A recent study suggests that some men might be more likely to cheat than others. According to this study, people who have a higher number of copies of the cheater’s gene might struggle with monogamy more than men who have a lower number of copies of the gene, or no copies at all.
So, what is this “cheater’s gene” and does the presence of it mean that your relationship is doomed to infidelity?
Is cheating a genetic thing?
The cheater’s gene affects the production of the hormone vasopressin, a hormone which might be linked to bonding within the male brain. In turn, this might affect his likelihood to stay monogamous to his partner and feel satisfied within his relationship.
However, don’t drag your man off for gene screening just yet. The presence of the cheater’s gene is only one factor to consider when determining whether a man will be faithful.
What are the other signs that a man might be a cheater?
His parents’ marriage: Our childhood experiences significantly affect our adult perspective. Children who grew up in homes in which one or both parents cheated might have a different view of cheating than children who grew up with dedicated parents. They might consider cheating as something detestable, something which ruined their parents’ marriage, or they might see it as par-for-the-course, a healthy part of adult relationships. If you want to get a better understanding of your partner’s view of monogamy, try asking about his parents and what their marriage was like.
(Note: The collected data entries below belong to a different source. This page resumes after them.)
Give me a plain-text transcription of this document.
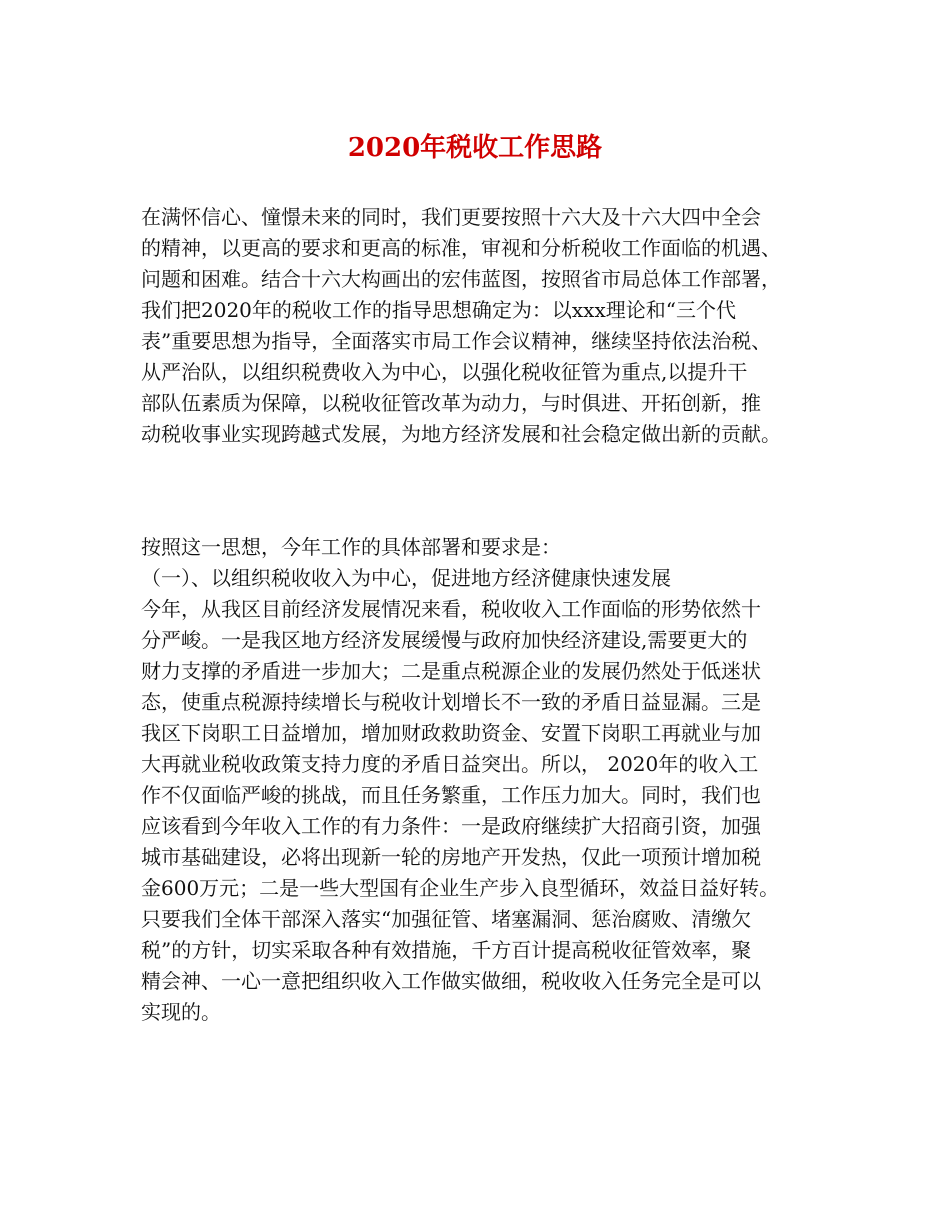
2020年税收工作思路
在满怀信心、憧憬未来的同时，我们更要按照十六大及十六大四中全会
的精神，以更高的要求和更高的标准，审视和分析税收工作面临的机遇、
问题和困难。结合十六大构画出的宏伟蓝图，按照省市局总体工作部署，
我们把2020年的税收工作的指导思想确定为：以xxx理论和“三个代
表”重要思想为指导，全面落实市局工作会议精神，继续坚持依法治税、
从严治队，以组织税费收入为中心，以强化税收征管为重点,以提升干
部队伍素质为保障，以税收征管改革为动力，与时俱进、开拓创新，推
动税收事业实现跨越式发展，为地方经济发展和社会稳定做出新的贡献。
按照这一思想，今年工作的具体部署和要求是：
（一）、以组织税收收入为中心，促进地方经济健康快速发展
今年，从我区目前经济发展情况来看，税收收入工作面临的形势依然十
分严峻。一是我区地方经济发展缓慢与政府加快经济建设,需要更大的
财力支撑的矛盾进一步加大；二是重点税源企业的发展仍然处于低迷状
态，使重点税源持续增长与税收计划增长不一致的矛盾日益显漏。三是
我区下岗职工日益增加，增加财政救助资金、安置下岗职工再就业与加
大再就业税收政策支持力度的矛盾日益突出。所以， 2020年的收入工
作不仅面临严峻的挑战，而且任务繁重，工作压力加大。同时，我们也
应该看到今年收入工作的有力条件：一是政府继续扩大招商引资，加强
城市基础建设，必将出现新一轮的房地产开发热，仅此一项预计增加税
金600万元；二是一些大型国有企业生产步入良型循环，效益日益好转。
只要我们全体干部深入落实“加强征管、堵塞漏洞、惩治腐败、清缴欠
税”的方针，切实采取各种有效措施，千方百计提高税收征管效率，聚
精会神、一心一意把组织收入工作做实做细，税收收入任务完全是可以
实现的。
Is cheating genetic? Researchers say, yes.
His early childhood lessons: what lessons did your partner internalize as a child? Was he taught that honesty is the best policy, and did he receive reinforcement of this lesson throughout his childhood? If so, he will be likely to exhibit honesty throughout his adulthood and to expect the same from you. However, if he didn’t, he might have internalized the belief that he can do the crime without the time.
His past relationships: a man learns much of what he knows about love and intimacy from ex-girlfriends and past relationships. If his past relationships were riddled with commitment problems and infidelity, you might find that your partner has a hard time trusting you and being trusted in return.
His maturity level: let’s face it, if a man honestly doesn’t want to commit, no woman can make him. Whether his wandering eye is due to genetics, or any of the above reasons, the bottom line is that if he isn’t seeking a mature, faithful relationship, he will likely have a wandering eye, even if he doesn’t have the cheater’s gene.
In the end, having a gene or lacking a gene can never predict (or excuse) a man’s faithfulness. However, this study is just one of many in the field of nature versus nurture, all of which challenge the way we think about personality, relationships, and intimacy. As we continue to explore this exciting new field, let’s not forget that it’s never nature versus nurture. It is nature and nurture together that determine our humanity.